One can only guess what the Soviet Union made of all this. The theory of human capital literally "disappeared" workers from the dominant narrative about what makes capitalism move. It was a brilliant ploy to spread pro-capitalist sympathies in the US, especially among the working class, who were beginning to suspect that their current employer might be the real enemy. Now the capitalists spoke in a different language: “How can you be against us? In fact, you are one of us!

With the election of Margaret Thatcher and Ronald Reagan, human capital theory found a hospitable political environment in the English-speaking world. What followed in the UK, the US, and elsewhere can best be described as a massive decollectivization movement. The society no longer existed. Only individuals and their families. In particular, Hayek was a great discovery for the Iron Lady, who praised him endlessly.

The history of human capital theory in Western economics has been about the abandonment of people.

In this new vision of the economy, workers cannot be seen as a special class with common interests. They didn't even belong to a company... too communal. For sure, perhaps they were not even working! Instead, Homo economicus qua human capital was somehow external to the firm, pursuing only its own interests and investing in its own abilities in order to achieve the best result. This fantasy of a "nation of free agents" often bordered on the supernatural. For this reason, airport pop management books from the 1980s and 90s are fun. According to Charles Handy's The Age of Paradox (1994), for example: "Karl Marx would have been surprised. He dreamed of the day when workers would own the means of production. Now they are doing it. Peter Drucker even felt comfortable announcing the onset of a "post-capitalist society", calling the US the most socialist country, because all workers eventually own some capital.

What is no joke is the bold new world of work that followed neoclassical ideas such as human capital theory. Only when the wage earner is created in this ultra-individualistic fashion will the regressive trend toward on-demand labor contracts (or "zero hours") ever take hold in the economy. What some call the uberization of the workforce occurs by reclassifying workers as independent business owners, thereby shifting all the costs of employment to the worker: training, uniforms, vehicles, and pretty much everything else.

Back in the 1960s, Friedman envisioned a society in which we would all be wealthy and successful entrepreneurs. In reality, we have received pay cuts, reduced vacation or sick leave, chronic skills shortages, credit card debt, and endless hours of pointless work. In any case, the history of human capital theory in Western economics has been about abandoning people, not the other way around.

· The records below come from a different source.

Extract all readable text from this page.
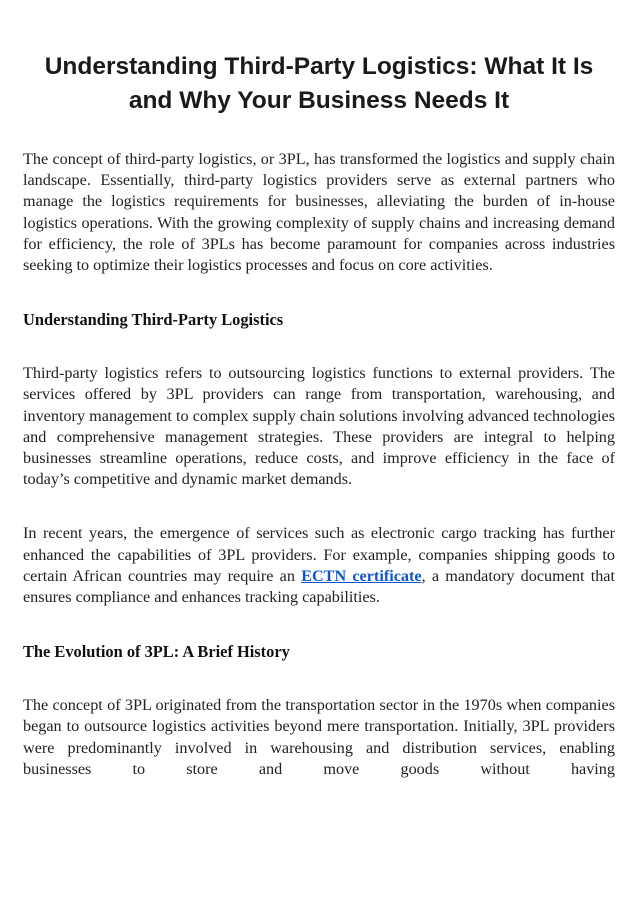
Understanding Third-Party Logistics: What It Is and Why Your Business Needs It

The concept of third-party logistics, or 3PL, has transformed the logistics and supply chain landscape. Essentially, third-party logistics providers serve as external partners who manage the logistics requirements for businesses, alleviating the burden of in-house logistics operations. With the growing complexity of supply chains and increasing demand for efficiency, the role of 3PLs has become paramount for companies across industries seeking to optimize their logistics processes and focus on core activities.

Understanding Third-Party Logistics

Third-party logistics refers to outsourcing logistics functions to external providers. The services offered by 3PL providers can range from transportation, warehousing, and inventory management to complex supply chain solutions involving advanced technologies and comprehensive management strategies. These providers are integral to helping businesses streamline operations, reduce costs, and improve efficiency in the face of today’s competitive and dynamic market demands.

In recent years, the emergence of services such as electronic cargo tracking has further enhanced the capabilities of 3PL providers. For example, companies shipping goods to certain African countries may require an ECTN certificate, a mandatory document that ensures compliance and enhances tracking capabilities.

The Evolution of 3PL: A Brief History

The concept of 3PL originated from the transportation sector in the 1970s when companies began to outsource logistics activities beyond mere transportation. Initially, 3PL providers were predominantly involved in warehousing and distribution services, enabling businesses to store and move goods without having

This is because he was born during an extreme period in the history of the 20th century, when many believed that the fate of humanity was hanging in the balance. Therefore, it should be approached as a rather eccentric and largely unrealistic relic of the Cold War. It was only in this highly unusual environment that individualists like Hayek and Friedman could be taken seriously and listened to. In the face of communist collectivism, the Chicago school developed a diametrically opposed concept of a society populated by pod-like people who automatically shun all forms of non-transactional social cohesion.tions. These loners are driven only by the spirit of self-serving competition. Blindly attached to money. Insecure and paranoid. No wonder we are so unhealthy today.